Laurent Gayme : quelles définitions de l’histoire monde pourrions nous donner ?
Patrick Boucheron : en France, il s’agit d’une vision de l’histoire qui s’appuie sur le
rattrapage historiographique d’une histoire mondiale. L’aspiration en a été celle de Fernand
Braudel, une histoire aux horizons élargis, et puis nous avons connu un coup d’arrêt et un
retour à l’histoire nationale. Nous reviendrons dessus. Si je dois donner une définition de
l’histoire monde je dirais qu’il s’agit d’une histoire de longue durée avec un long rayon de
courbure qui prend comme objet d’étude les origines de la domination occidentale sur le
monde. Tous les travaux dans ce domaine reprennent la généalogie de l’occidentalisation en
essayant de sortir de cet obsession européo-chinoise.
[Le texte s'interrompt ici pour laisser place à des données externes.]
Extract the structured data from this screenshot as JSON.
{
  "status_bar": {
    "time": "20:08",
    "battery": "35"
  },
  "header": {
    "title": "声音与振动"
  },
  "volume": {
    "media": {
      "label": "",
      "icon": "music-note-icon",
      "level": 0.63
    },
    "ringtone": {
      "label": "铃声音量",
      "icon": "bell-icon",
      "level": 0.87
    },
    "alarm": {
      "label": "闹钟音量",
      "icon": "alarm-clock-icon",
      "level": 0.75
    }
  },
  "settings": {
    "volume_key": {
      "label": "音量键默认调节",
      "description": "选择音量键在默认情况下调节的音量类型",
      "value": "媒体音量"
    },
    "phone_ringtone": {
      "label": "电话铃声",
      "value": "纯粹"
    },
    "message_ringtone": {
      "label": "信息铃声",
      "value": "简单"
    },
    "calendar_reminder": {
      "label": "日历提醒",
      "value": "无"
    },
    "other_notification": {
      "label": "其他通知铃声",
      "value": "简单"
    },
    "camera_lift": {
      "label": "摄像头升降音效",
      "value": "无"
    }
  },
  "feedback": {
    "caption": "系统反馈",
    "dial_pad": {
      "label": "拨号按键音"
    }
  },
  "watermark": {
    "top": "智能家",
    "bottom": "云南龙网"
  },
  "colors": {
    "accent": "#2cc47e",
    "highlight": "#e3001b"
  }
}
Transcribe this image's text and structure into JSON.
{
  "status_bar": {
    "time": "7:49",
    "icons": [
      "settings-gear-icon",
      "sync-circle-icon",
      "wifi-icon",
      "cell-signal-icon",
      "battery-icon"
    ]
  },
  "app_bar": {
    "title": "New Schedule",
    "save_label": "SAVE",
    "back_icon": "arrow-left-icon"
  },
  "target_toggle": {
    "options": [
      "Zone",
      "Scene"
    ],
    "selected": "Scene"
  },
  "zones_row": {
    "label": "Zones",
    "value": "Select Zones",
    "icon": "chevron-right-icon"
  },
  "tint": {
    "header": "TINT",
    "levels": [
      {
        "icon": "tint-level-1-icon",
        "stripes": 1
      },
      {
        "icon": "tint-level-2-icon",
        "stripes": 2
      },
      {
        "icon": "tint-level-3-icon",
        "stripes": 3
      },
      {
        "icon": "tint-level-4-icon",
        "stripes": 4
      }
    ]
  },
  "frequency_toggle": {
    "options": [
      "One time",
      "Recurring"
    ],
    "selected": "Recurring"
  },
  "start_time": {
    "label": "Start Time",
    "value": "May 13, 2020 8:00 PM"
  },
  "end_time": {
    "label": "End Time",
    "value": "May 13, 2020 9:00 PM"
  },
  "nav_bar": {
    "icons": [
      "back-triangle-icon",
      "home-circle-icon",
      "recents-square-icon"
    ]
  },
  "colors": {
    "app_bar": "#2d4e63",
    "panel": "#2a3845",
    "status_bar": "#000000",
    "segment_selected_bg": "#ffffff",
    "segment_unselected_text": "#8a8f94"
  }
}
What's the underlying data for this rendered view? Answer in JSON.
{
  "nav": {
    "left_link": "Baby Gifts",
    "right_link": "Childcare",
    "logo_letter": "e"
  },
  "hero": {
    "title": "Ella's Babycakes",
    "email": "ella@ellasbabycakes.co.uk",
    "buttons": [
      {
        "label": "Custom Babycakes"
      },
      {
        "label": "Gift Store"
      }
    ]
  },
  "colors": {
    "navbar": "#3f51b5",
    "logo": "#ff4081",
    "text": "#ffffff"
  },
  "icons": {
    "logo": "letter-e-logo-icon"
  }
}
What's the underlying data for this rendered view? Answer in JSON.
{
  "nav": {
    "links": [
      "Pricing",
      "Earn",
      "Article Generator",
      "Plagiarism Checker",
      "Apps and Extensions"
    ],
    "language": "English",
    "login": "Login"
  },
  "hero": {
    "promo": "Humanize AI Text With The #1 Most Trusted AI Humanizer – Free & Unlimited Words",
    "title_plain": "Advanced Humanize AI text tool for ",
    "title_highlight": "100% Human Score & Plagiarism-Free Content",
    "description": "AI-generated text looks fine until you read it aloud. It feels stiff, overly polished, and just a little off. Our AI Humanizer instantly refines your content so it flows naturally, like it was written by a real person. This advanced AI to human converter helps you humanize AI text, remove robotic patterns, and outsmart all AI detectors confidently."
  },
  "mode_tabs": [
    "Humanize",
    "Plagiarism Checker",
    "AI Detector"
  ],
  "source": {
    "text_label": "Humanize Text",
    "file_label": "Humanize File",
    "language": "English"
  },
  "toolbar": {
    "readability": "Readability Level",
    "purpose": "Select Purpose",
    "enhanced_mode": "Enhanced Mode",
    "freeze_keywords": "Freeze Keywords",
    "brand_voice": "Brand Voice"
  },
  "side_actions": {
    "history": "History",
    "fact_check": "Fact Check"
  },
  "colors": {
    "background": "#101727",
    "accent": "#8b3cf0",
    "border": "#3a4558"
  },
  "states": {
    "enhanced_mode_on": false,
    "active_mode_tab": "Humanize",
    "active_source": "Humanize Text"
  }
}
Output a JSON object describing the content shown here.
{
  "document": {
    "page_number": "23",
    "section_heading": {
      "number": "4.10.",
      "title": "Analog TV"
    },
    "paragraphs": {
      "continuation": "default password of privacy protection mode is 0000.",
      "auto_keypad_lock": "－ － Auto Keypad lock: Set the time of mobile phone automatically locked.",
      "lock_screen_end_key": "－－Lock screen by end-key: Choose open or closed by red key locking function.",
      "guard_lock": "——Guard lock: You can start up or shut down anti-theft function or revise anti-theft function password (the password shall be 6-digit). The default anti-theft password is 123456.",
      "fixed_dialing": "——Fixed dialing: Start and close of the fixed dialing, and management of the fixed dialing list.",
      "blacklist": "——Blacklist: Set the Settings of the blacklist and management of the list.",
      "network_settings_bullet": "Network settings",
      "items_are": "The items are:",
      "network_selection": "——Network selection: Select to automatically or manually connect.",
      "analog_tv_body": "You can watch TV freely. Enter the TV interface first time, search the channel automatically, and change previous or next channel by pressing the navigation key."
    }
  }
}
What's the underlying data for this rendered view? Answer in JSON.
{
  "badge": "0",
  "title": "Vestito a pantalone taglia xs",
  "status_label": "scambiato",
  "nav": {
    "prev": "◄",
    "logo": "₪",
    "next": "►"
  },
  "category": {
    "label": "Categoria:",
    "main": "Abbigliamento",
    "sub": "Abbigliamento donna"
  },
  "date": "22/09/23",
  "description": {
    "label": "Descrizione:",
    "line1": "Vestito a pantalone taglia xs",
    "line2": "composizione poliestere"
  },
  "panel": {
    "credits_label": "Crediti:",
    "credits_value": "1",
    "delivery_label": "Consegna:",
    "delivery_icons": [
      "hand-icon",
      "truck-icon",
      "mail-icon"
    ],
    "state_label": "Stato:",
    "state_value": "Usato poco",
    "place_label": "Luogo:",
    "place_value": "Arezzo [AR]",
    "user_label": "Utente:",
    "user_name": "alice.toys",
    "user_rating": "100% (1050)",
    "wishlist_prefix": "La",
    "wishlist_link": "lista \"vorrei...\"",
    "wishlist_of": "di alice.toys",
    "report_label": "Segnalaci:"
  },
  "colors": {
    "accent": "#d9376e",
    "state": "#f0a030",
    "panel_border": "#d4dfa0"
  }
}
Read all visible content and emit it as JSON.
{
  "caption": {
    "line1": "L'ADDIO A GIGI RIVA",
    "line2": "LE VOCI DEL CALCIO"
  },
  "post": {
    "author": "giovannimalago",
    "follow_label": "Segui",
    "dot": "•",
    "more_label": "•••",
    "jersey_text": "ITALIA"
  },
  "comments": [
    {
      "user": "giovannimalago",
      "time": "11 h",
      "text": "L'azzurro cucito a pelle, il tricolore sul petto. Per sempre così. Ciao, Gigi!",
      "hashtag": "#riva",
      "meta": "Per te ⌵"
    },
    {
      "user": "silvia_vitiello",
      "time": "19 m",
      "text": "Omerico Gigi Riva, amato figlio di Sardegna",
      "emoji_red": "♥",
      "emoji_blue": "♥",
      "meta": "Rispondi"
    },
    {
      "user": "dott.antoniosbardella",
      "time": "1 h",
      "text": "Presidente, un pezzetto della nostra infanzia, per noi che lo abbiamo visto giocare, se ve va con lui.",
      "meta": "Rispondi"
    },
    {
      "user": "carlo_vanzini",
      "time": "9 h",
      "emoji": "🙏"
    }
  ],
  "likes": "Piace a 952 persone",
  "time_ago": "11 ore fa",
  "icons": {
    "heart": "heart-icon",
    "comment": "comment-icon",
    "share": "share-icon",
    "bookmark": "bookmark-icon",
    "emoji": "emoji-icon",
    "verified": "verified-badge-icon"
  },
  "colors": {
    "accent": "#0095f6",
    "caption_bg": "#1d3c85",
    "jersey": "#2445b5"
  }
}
Dans l’ouvrage sur la grande divergence
de Kenneth Pomeranz http://blog.passion-histoire.net/?p=5352, la question qui est posée est de
savoir pourquoi la révolution industrielle a eu lieu en Grande-Bretagne et pas en Chine. Il
faut savoir que l’histoire globale anglo-saxonne est rarement faite par des historiens mais
plutôt par des économistes ou des géographes. Christian Grataloup, avec la Géo-histoire a su
trouver une façon de réarticuler les deux disciplines.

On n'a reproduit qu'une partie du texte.